Gold futures climbed to a record $1,298 an ounce after the Federal Reserve said it was willing to ease monetary policy further to boost the U.S. economy, triggering a slump in the dollar.
The metal surged to an all-time high for the fifth straight session. The greenback declined to a six-month low against a basket of six major currencies. The Fed signaled yesterday it may expand its near-record $2.3 trillion balance sheet as soon as November. Silver extended a rally to the highest price since March 2008.
“People are finally starting to understand that quantitative easing will devalue the currency,” said Gijsbert Groenewegen, a partner at Gold Arrow Capital Management in New York. “That’s why they’re shifting into gold and silver.”
Gold futures for December delivery rose $20.30, or 1.6 percent, to $1,294.60 at 10:17 a.m. on the Comex in New York. Before today, the metal gained 16 percent this year.
The Fed has kept its benchmark interest rate at zero percent to 0.25 percent and purchased mortgage-backed securities and Treasuries to help bolster the economy. Yesterday, policy makers said in a statement they are “prepared to provide additional accommodation if needed to support the economic recovery and to return inflation, over time, to levels consistent with its mandate.”

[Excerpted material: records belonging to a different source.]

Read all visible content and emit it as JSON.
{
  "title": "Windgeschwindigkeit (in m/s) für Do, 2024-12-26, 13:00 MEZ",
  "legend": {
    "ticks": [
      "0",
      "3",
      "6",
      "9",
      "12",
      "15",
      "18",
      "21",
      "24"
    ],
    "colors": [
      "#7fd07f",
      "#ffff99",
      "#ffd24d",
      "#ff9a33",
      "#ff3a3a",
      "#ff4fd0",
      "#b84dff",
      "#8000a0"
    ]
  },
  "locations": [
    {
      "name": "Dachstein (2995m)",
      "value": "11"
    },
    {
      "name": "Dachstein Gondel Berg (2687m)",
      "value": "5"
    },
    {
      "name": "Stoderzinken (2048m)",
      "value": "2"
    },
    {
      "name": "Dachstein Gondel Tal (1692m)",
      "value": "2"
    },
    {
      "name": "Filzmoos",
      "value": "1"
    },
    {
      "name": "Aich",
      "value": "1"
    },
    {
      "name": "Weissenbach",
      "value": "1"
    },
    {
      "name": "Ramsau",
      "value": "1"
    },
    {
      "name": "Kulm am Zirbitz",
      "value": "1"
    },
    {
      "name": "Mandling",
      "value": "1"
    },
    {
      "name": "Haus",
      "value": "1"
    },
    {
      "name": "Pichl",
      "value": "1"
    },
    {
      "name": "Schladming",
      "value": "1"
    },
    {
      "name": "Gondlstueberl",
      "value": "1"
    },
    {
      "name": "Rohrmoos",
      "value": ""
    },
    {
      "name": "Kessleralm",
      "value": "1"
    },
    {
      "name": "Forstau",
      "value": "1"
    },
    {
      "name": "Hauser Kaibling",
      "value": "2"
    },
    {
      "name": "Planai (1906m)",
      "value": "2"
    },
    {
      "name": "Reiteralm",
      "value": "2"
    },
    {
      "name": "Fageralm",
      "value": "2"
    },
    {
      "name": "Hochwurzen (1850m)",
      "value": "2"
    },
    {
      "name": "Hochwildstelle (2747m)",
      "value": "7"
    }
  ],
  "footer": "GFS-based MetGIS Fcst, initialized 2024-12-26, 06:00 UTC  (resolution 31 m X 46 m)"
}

“If and when this ‘additional accommodation’ occurs, the reasoning will be more about a stealth devaluation of currency than a boost for consumer spending,” Brad Yim, a New York-based analyst at Castlestone Management Ltd., said in an e-mail. The Fed wants a lower dollar to stimulate exports, and “a move like this should provide further support for gold in the near to medium term.”
Gold for immediate delivery rose to a record $1,296.30.
The metal is heading for its 10th consecutive annual gain amid tame inflation. Fed policy makers said yesterday that inflation is “somewhat below” levels consistent with its target for stable prices, a signal that low interest rates may remain for an extended period.
The Reuters/Jefferies CRB Index of 19 raw materials has climbed 6.1 percent this month.
“The Fed has encouraged investors to front-run some of their ideas and get involved in some of these assets before they make a move toward extended quantitative easing,” said Adam Klopfenstein, a senior market strategist at Lind-Waldock, a broker in Chicago.
Gold has outperformed global equities, Treasuries and most industrial metals, spurring record investments in exchange- traded products backed by the metal.
Global holdings of gold by ETPs gained 1.01 metric tons to a record 2,089.5 tons yesterday, according to Bloomberg data from 10 providers. They have increased 16 percent this year.
“I don’t think many people are actively trading gold based on a view that inflation is likely to accelerate in the near term,” said Tom Kendall, an analyst at Credit Suisse Group AG in London. “Certainly, some people are concerned about the longer-term impact of current monetary policy on inflation.”
Silver futures for December delivery jumped 46.5 cents, or 2.5 percent, to $21.15 an ounce. Earlier, the metal reached $21.20, the highest level since March 17, 2008.
Platinum futures for October delivery rose $24.40, or 1.5 percent, to $1,636.80 an ounce on the New York Mercantile Exchange.
Palladium futures for December delivery gained $15.70, or 3 percent, to $545.76 an ounce, halting a four-session slide.